Part One set out how the foundations were laid for the subsequent decades of rapid progress in the development and operation of sports and leisure centres.
Part Two (Chapters 4, 5 & 6) largely covers a quarter of a century of centre provision from 1976 that greatly influenced the long-term landscape of indoor community sports and leisure centres. It covers a period when the exponential growth of sports centres was phenomenal and when the buildings, particularly their design, use and costs, came more sharply into focus. [Part Three, Chapters 7, 8 & 9, is devoted to some specific aspects that also greatly influenced the development, management and use of centres before, during and after that quarter century, and deserve separate consideration].
Chapter 4 reflects how the design of sports centres quickly evolved over 25 years. It does not attempt to delve into the finer detail of the technical aspects that can be informed by reference to other relevant publications. Initially, a small number of pioneer architects influenced the design of centres. As additional centres came along, and more architects became involved, they followed the established early pattern. Having started with a pioneering design phase it then led on to new developments in sports and leisure buildings, where THE role of the specialist leisure architect grew. The arrival of leisure pools from 1974 helped to spearhead new design and facility developments. (Chapter 9 will look at how the design of centres developed after the mid-1990s).
Chapter 4 also explains how the search for information derived from the provision, use and management experience of sports centres, started a hive of research activity. From the 1960s to the 1990s, no national sports topic received more published attention than sports facility provision, especially indoor sports centres.‘Indoor sports centres – research on their use and users and its impact on policy, provision and management’ is an extensive study of the research activities and processes across the decades. It has been written for ‘Harlow to K2 and Beyond’ by Mike Fitzjohn and Malcolm Tungatt, two former Sports Council officers, who are highly experienced in the sports research field. The full study is the basis for the summary research and planning sections of Chapter 4 and 9, which reflect the efforts made in researching the provision and use of sports centres, especially their use.
The operational management of centres over the years is inevitably a recurring theme through the decades and Chapter 5 examines a wide range of issues that came to bear from the early days and over time. Operational knowledge was developed from a very low base and matured with time into a broadly accepted pattern, with some inevitable changes reflecting various influences that came along.

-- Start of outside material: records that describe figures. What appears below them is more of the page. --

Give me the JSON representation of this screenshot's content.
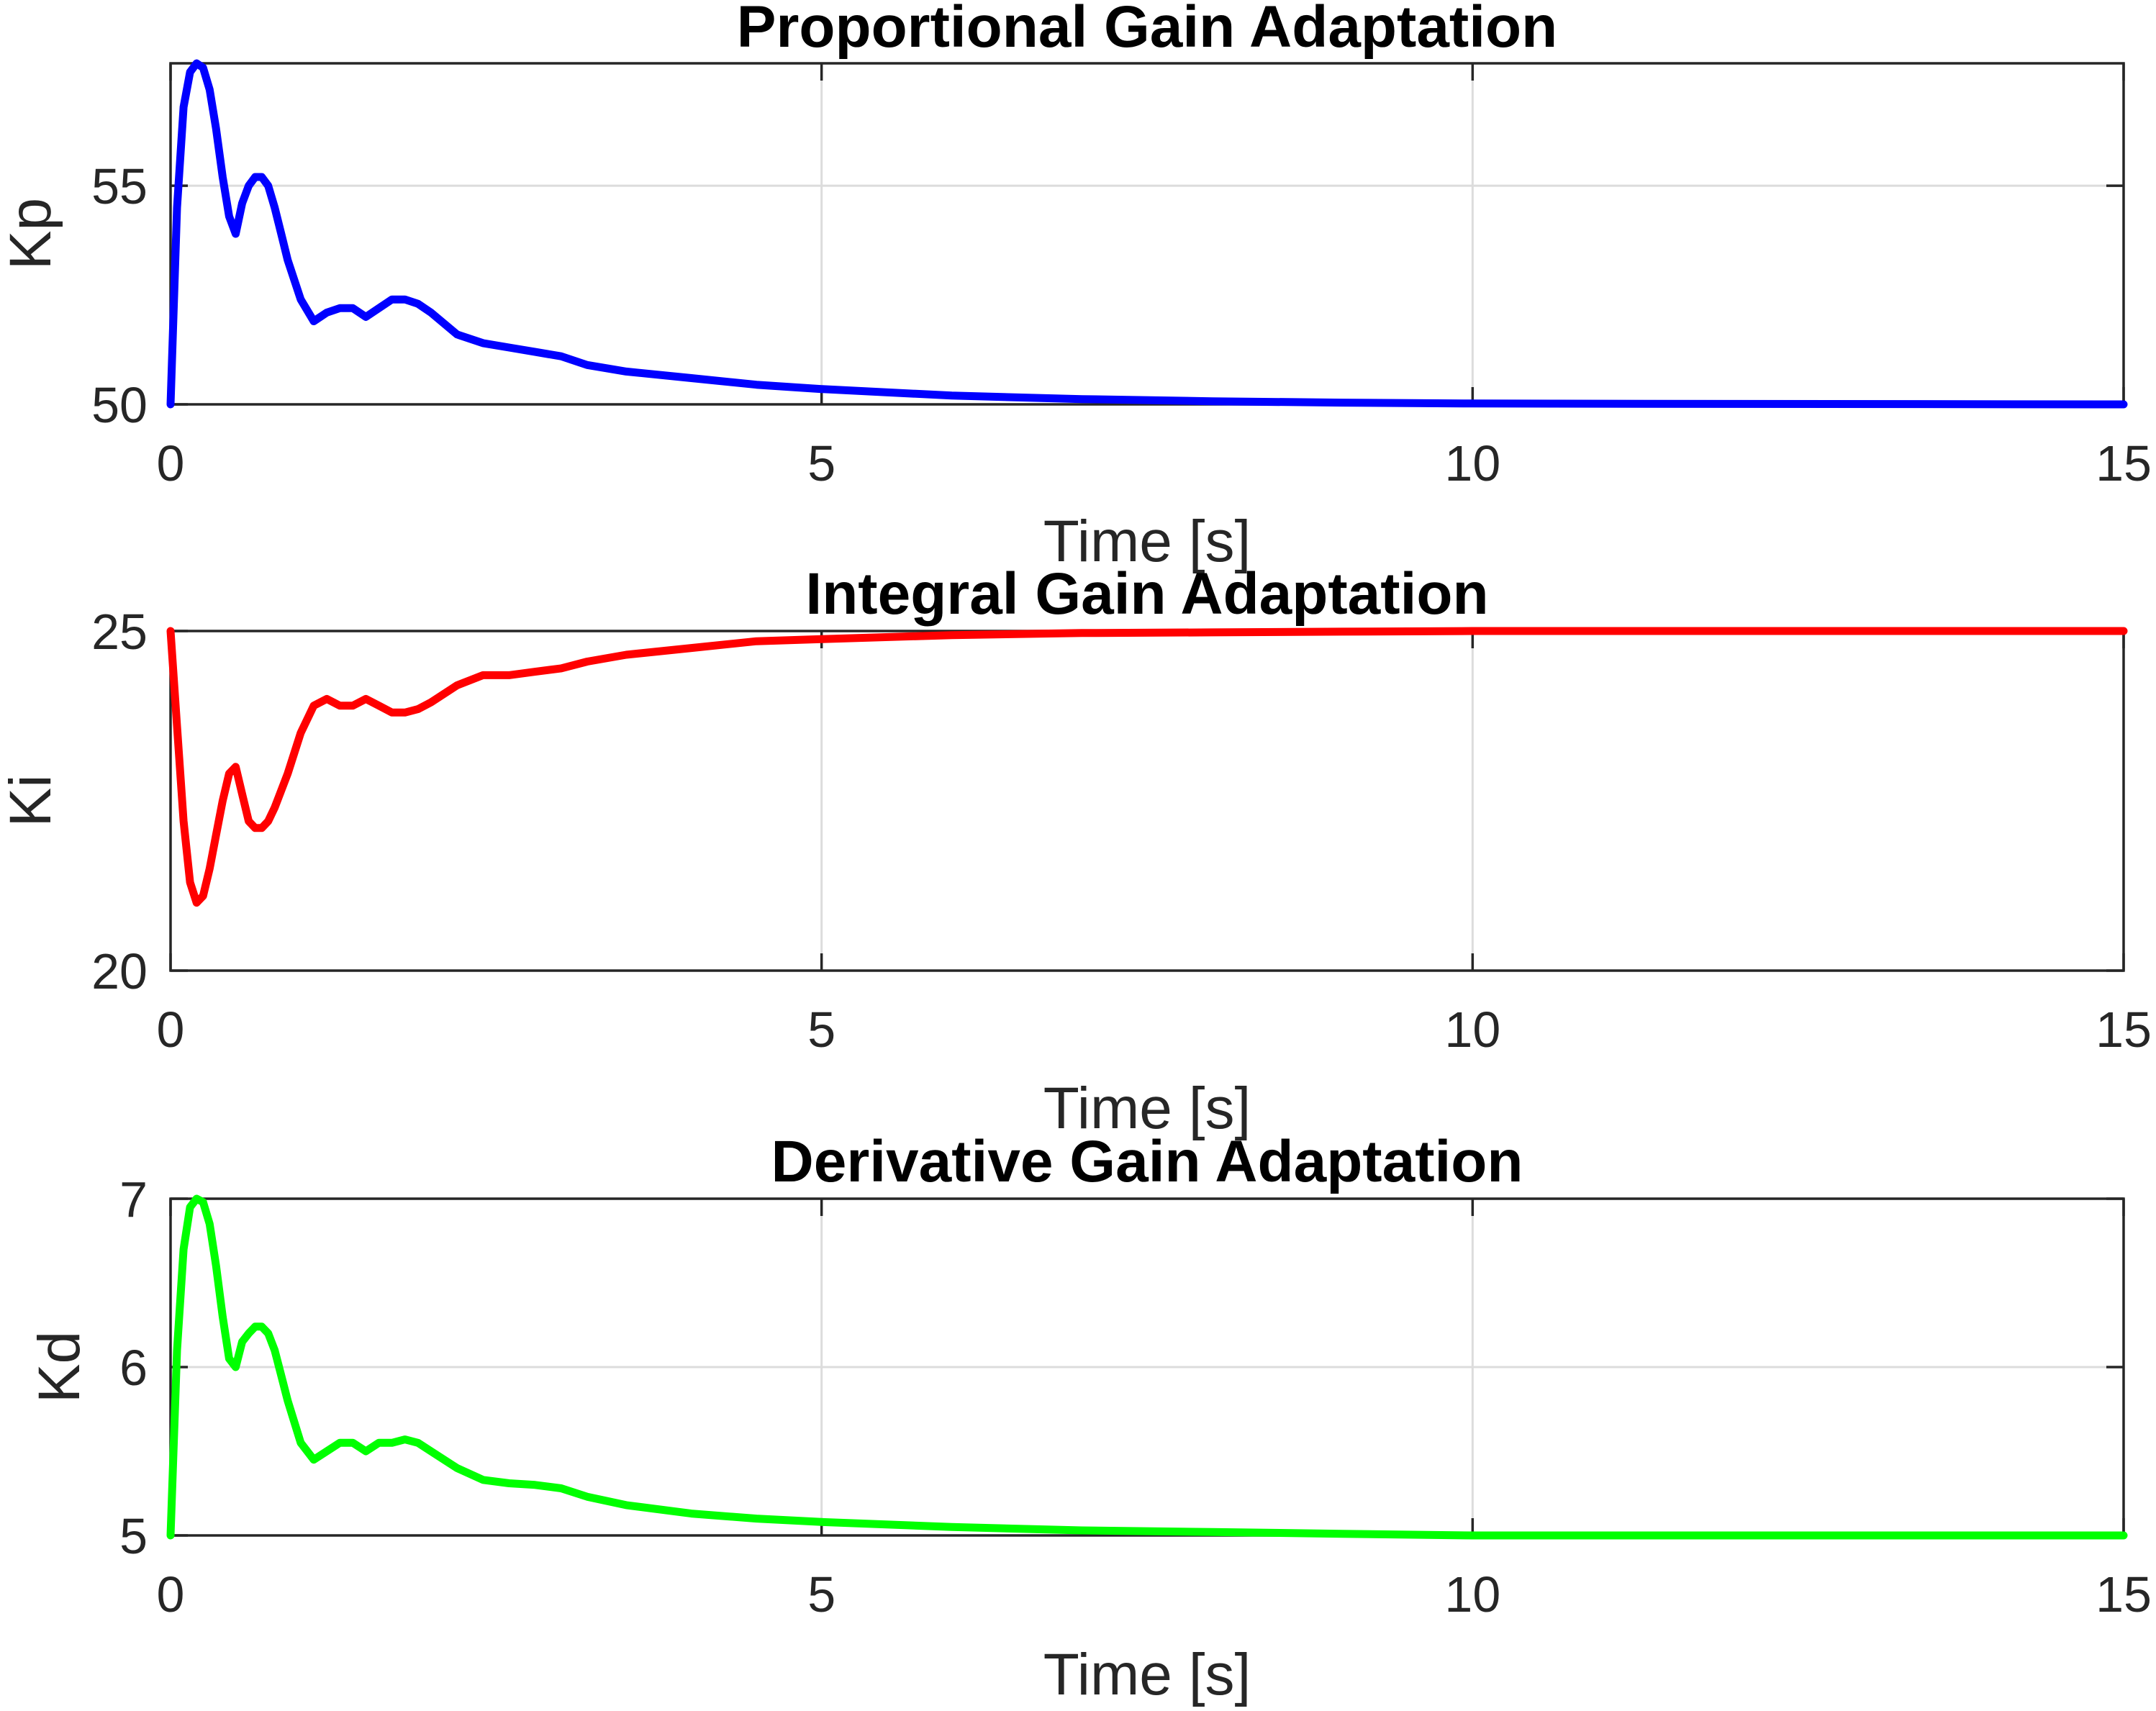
{
  "chart_data": [
    {
      "type": "line",
      "title": "Proportional Gain Adaptation",
      "xlabel": "Time [s]",
      "ylabel": "Kp",
      "xlim": [
        0,
        15
      ],
      "ylim": [
        50,
        57.8
      ],
      "xticks": [
        0,
        5,
        10,
        15
      ],
      "yticks": [
        50,
        55
      ],
      "xtick_labels": [
        "0",
        "5",
        "10",
        "15"
      ],
      "ytick_labels": [
        "50",
        "55"
      ],
      "grid": true,
      "color": "#0000ff",
      "series": [
        {
          "x": [
            0,
            0.05,
            0.1,
            0.15,
            0.2,
            0.25,
            0.3,
            0.35,
            0.4,
            0.45,
            0.5,
            0.55,
            0.6,
            0.65,
            0.7,
            0.75,
            0.8,
            0.85,
            0.9,
            1.0,
            1.1,
            1.2,
            1.3,
            1.4,
            1.5,
            1.6,
            1.7,
            1.8,
            1.9,
            2.0,
            2.2,
            2.4,
            2.6,
            2.8,
            3.0,
            3.2,
            3.5,
            4.0,
            4.5,
            5.0,
            6.0,
            7.0,
            8.0,
            9.0,
            10.0,
            12.0,
            15.0
          ],
          "y": [
            50.0,
            54.5,
            56.8,
            57.6,
            57.8,
            57.7,
            57.2,
            56.3,
            55.2,
            54.3,
            53.9,
            54.6,
            55.0,
            55.2,
            55.2,
            55.0,
            54.5,
            53.9,
            53.3,
            52.4,
            51.9,
            52.1,
            52.2,
            52.2,
            52.0,
            52.2,
            52.4,
            52.4,
            52.3,
            52.1,
            51.6,
            51.4,
            51.3,
            51.2,
            51.1,
            50.9,
            50.75,
            50.6,
            50.45,
            50.35,
            50.2,
            50.12,
            50.07,
            50.04,
            50.02,
            50.01,
            50.0
          ]
        }
      ]
    },
    {
      "type": "line",
      "title": "Integral Gain Adaptation",
      "xlabel": "Time [s]",
      "ylabel": "Ki",
      "xlim": [
        0,
        15
      ],
      "ylim": [
        20,
        25
      ],
      "xticks": [
        0,
        5,
        10,
        15
      ],
      "yticks": [
        20,
        25
      ],
      "xtick_labels": [
        "0",
        "5",
        "10",
        "15"
      ],
      "ytick_labels": [
        "20",
        "25"
      ],
      "grid": true,
      "color": "#ff0000",
      "series": [
        {
          "x": [
            0,
            0.05,
            0.1,
            0.15,
            0.2,
            0.25,
            0.3,
            0.35,
            0.4,
            0.45,
            0.5,
            0.55,
            0.6,
            0.65,
            0.7,
            0.75,
            0.8,
            0.9,
            1.0,
            1.1,
            1.2,
            1.3,
            1.4,
            1.5,
            1.6,
            1.7,
            1.8,
            1.9,
            2.0,
            2.2,
            2.4,
            2.6,
            2.8,
            3.0,
            3.2,
            3.5,
            4.0,
            4.5,
            5.0,
            6.0,
            7.0,
            8.0,
            9.0,
            10.0,
            12.0,
            15.0
          ],
          "y": [
            25.0,
            23.6,
            22.2,
            21.3,
            21.0,
            21.1,
            21.5,
            22.0,
            22.5,
            22.9,
            23.0,
            22.6,
            22.2,
            22.1,
            22.1,
            22.2,
            22.4,
            22.9,
            23.5,
            23.9,
            24.0,
            23.9,
            23.9,
            24.0,
            23.9,
            23.8,
            23.8,
            23.85,
            23.95,
            24.2,
            24.35,
            24.35,
            24.4,
            24.45,
            24.55,
            24.65,
            24.75,
            24.85,
            24.88,
            24.94,
            24.97,
            24.98,
            24.99,
            25.0,
            25.0,
            25.0
          ]
        }
      ]
    },
    {
      "type": "line",
      "title": "Derivative Gain Adaptation",
      "xlabel": "Time [s]",
      "ylabel": "Kd",
      "xlim": [
        0,
        15
      ],
      "ylim": [
        5,
        7
      ],
      "xticks": [
        0,
        5,
        10,
        15
      ],
      "yticks": [
        5,
        6,
        7
      ],
      "xtick_labels": [
        "0",
        "5",
        "10",
        "15"
      ],
      "ytick_labels": [
        "5",
        "6",
        "7"
      ],
      "grid": true,
      "color": "#00ff00",
      "series": [
        {
          "x": [
            0,
            0.05,
            0.1,
            0.15,
            0.2,
            0.25,
            0.3,
            0.35,
            0.4,
            0.45,
            0.5,
            0.55,
            0.6,
            0.65,
            0.7,
            0.75,
            0.8,
            0.85,
            0.9,
            1.0,
            1.1,
            1.2,
            1.3,
            1.4,
            1.5,
            1.6,
            1.7,
            1.8,
            1.9,
            2.0,
            2.2,
            2.4,
            2.6,
            2.8,
            3.0,
            3.2,
            3.5,
            4.0,
            4.5,
            5.0,
            6.0,
            7.0,
            8.0,
            9.0,
            10.0,
            12.0,
            15.0
          ],
          "y": [
            5.0,
            6.1,
            6.7,
            6.95,
            7.0,
            6.98,
            6.85,
            6.6,
            6.3,
            6.05,
            6.0,
            6.15,
            6.2,
            6.24,
            6.24,
            6.2,
            6.1,
            5.95,
            5.8,
            5.55,
            5.45,
            5.5,
            5.55,
            5.55,
            5.5,
            5.55,
            5.55,
            5.57,
            5.55,
            5.5,
            5.4,
            5.33,
            5.31,
            5.3,
            5.28,
            5.23,
            5.18,
            5.13,
            5.1,
            5.08,
            5.05,
            5.03,
            5.02,
            5.01,
            5.0,
            5.0,
            5.0
          ]
        }
      ]
    }
  ]
}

Chapter 6 examines the exponential growth of sports and leisure centres across the UK as the ‘leisure age’ arrived. The numerous developments and regional variations are highlighted. Local Government Re-organisation had already initiated a further surge of new centres, with around 320 centres established by 1976. This significant social phenomenon then became increasingly replicated across the UK. The whole scene became transformed from its early foundations, and by the end of the 1990s there were over 1,800 UK centres. Chapter 6 also provides an overview of the activity and influence of managers, administrators and recreation departments across the period as well as referring to nominated ‘Legacy Legends and Gamechangers’ and some other key personalities closely involved in delivering the growth.